Стекла окна в черном переплете рамы серебрятся звездчатым сверкающим инеем. Низкий диван тонет в полумраке просторной и едва освещенной комнаты, посреди которой на краю стола, накрытого клеенкой, стоит аптечный пузырек с жидким постным маслом и лампадной горелкой. В ней горит, чуть слышно потрескивая, обугленный фитилек: он то совсем почти гаснет, то вспыхивает чадным коптящим язычком и трещит, трещит. Масла в пузырьке уже почти не осталось. Кто-то вздумал долить пузырек водой в надежде, что остатки масла соберутся, всплывут и коротенький фитилек сможет использовать их до конца. Оттого и треск, и умирание. Жизнь вот-вот оборвется и улетит с последним содроганием крошечного пламени… Не моя или чья-то, а вообще жизнь. Когда свет коптилки совсем ослабевает, на одном из оконных стекол начинают еще ярче пылать две морозные точки — одна розовая, другая голубая. Они холодны и сказочно прекрасны. На диване неясной массой топорщится большая ротонда, подбитая мехом ангорской козы. Под этой теплой ротондой, укрытые с головой, плотно прижавшись друг к другу, сидим вдвоем мы с сестрой. В комнате холодно. Было бы посветлее — легко можно бы увидеть, как при каждом дыхании из маленького отверстия, через которое мы сообщаемся с внешним миром, вылетает облачко пара. Долгий зимний вечер тянется через одиночество, потрескивание коптилки, мечущиеся по потолку удлиненные беспокойные тени, воспоминания о прошлом. Диван, на котором мы сидим, приставлен к наглухо закрытой двустворчатой двери. За этой дверью тоже идет какая-то своя жизнь. Оттуда доносится едва слышное шуршанье бумаги, подавленные вздохи, торопливое шарканье подошв о паркет сыплется мелкими шажками то в одну, то в другую сторону; вот ложка звякнула о металлический чайник или кастрюлю, вот нож с треском отщепил длинную тонкую лучину от полена.

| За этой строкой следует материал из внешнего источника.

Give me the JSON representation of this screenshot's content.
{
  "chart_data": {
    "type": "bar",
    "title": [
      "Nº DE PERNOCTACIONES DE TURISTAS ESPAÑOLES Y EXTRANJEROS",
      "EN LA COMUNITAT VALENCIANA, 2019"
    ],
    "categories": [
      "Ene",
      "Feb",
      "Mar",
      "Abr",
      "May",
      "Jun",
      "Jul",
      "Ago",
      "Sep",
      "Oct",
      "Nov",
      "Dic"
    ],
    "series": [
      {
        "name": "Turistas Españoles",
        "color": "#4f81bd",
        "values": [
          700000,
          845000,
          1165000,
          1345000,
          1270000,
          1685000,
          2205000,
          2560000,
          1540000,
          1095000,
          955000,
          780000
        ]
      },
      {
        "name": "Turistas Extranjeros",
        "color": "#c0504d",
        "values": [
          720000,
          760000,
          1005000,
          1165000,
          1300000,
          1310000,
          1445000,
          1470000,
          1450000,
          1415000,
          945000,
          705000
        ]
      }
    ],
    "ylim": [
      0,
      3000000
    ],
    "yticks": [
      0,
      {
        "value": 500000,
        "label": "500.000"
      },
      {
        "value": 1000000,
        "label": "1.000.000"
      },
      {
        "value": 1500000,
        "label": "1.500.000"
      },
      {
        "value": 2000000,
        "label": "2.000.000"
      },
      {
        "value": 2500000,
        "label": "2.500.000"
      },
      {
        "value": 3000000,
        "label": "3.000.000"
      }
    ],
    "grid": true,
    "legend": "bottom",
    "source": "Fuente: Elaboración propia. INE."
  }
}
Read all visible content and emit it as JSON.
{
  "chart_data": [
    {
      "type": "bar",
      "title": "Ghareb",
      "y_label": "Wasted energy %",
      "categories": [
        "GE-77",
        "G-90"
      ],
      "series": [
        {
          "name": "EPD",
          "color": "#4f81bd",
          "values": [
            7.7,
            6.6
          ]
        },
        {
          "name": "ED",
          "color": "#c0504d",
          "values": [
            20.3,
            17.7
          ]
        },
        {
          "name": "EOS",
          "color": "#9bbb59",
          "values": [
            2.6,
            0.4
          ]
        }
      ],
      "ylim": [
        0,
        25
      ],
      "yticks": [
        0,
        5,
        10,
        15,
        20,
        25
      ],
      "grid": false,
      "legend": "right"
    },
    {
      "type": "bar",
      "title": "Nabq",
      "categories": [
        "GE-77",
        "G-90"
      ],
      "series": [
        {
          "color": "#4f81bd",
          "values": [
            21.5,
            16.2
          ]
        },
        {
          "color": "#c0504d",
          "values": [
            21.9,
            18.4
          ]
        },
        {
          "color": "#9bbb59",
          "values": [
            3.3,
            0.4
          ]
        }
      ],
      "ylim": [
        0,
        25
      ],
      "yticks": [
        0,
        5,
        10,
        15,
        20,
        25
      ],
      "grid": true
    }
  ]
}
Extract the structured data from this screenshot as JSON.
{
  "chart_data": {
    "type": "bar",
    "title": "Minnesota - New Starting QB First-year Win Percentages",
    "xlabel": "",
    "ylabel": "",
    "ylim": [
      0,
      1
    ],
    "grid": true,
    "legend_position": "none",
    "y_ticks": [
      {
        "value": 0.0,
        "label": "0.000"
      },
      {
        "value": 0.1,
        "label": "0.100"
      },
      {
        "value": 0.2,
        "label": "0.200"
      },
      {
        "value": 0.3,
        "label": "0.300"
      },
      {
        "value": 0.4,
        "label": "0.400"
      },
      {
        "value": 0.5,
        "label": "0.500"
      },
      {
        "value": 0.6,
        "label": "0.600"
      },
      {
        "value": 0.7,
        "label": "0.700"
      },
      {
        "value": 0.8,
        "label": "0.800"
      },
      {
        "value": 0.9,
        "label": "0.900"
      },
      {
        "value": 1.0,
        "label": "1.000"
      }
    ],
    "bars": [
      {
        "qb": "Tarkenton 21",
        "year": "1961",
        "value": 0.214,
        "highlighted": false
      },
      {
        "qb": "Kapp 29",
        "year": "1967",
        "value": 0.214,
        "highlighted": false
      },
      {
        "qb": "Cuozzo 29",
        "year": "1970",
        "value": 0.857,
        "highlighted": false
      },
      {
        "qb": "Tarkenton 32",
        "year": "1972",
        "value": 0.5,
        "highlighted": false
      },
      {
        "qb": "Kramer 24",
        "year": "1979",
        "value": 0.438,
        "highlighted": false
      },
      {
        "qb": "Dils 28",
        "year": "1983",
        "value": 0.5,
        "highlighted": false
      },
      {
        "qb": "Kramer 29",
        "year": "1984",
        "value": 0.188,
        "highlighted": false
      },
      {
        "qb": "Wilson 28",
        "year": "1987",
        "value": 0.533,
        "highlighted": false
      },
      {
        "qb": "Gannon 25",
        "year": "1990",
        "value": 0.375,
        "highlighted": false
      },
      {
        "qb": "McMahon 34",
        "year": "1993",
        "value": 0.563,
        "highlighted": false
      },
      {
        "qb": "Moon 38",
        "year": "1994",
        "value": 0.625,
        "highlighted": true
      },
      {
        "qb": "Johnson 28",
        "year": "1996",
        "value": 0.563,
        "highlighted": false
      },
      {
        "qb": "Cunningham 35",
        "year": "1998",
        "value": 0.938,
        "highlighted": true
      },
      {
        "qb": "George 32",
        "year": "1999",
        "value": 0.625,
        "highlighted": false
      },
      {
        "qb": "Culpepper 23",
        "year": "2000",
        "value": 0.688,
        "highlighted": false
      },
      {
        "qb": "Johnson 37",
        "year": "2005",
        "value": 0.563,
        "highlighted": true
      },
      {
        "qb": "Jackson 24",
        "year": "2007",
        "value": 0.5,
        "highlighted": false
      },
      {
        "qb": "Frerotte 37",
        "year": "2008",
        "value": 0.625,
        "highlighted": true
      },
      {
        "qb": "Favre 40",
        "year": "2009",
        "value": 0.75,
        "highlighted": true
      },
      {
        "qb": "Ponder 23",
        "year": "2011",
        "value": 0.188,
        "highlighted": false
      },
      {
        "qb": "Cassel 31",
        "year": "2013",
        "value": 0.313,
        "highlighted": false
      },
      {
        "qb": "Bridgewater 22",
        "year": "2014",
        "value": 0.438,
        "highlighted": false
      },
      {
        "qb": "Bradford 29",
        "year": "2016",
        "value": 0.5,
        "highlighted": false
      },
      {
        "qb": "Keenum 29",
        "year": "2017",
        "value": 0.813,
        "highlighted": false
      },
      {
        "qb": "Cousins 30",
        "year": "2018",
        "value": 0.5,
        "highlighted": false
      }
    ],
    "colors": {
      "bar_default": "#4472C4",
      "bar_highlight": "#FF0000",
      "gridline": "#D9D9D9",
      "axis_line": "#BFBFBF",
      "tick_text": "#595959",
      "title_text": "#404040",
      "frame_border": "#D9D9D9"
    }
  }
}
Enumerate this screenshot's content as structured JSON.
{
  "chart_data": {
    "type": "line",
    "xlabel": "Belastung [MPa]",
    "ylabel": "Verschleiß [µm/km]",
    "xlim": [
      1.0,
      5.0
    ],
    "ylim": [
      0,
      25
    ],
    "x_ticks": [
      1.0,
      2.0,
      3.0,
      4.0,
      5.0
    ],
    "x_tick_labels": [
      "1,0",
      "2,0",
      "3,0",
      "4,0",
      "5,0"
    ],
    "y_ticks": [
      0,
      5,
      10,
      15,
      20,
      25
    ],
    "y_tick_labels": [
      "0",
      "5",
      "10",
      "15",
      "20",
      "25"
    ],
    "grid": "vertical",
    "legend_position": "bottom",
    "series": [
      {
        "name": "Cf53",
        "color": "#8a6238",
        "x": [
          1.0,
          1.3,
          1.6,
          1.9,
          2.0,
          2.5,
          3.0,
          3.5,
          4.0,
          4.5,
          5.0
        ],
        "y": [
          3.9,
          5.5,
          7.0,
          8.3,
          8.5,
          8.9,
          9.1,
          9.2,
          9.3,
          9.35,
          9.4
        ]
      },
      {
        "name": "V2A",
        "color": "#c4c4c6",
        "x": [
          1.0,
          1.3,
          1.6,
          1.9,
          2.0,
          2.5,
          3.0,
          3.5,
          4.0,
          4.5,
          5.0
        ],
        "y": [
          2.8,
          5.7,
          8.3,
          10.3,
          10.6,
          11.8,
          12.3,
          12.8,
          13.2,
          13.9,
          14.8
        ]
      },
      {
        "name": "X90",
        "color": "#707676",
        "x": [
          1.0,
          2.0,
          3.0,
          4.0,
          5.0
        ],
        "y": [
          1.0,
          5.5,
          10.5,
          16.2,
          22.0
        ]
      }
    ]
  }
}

За дверью живет, вернее, умирает от голода и холода, старая полупомешанная учительница музыки Антонина Александровна. Смысл всех этих звуков не надо и разгадывать — он слишком ясен: вот старуха, как слепая мышь, тычется в темноте, натыкаясь на углы мебели и стулья, вот, скомкав бумажку, засовывает ее в трубу маленького самовара, чтобы разжечь сырую лучину и согреть себе немного воды, вот, разыскав в темноте тазик с вареной кормовой свеклой — единственным своим питанием, она, ожесточенно чавкая, мнет беззубыми деснами холодную сладковатую мякоть и все шаркает, мечется. Ни минуты покоя не дает она себе и презирает всех, кто, вроде нас, например, не мечется, подобно ей.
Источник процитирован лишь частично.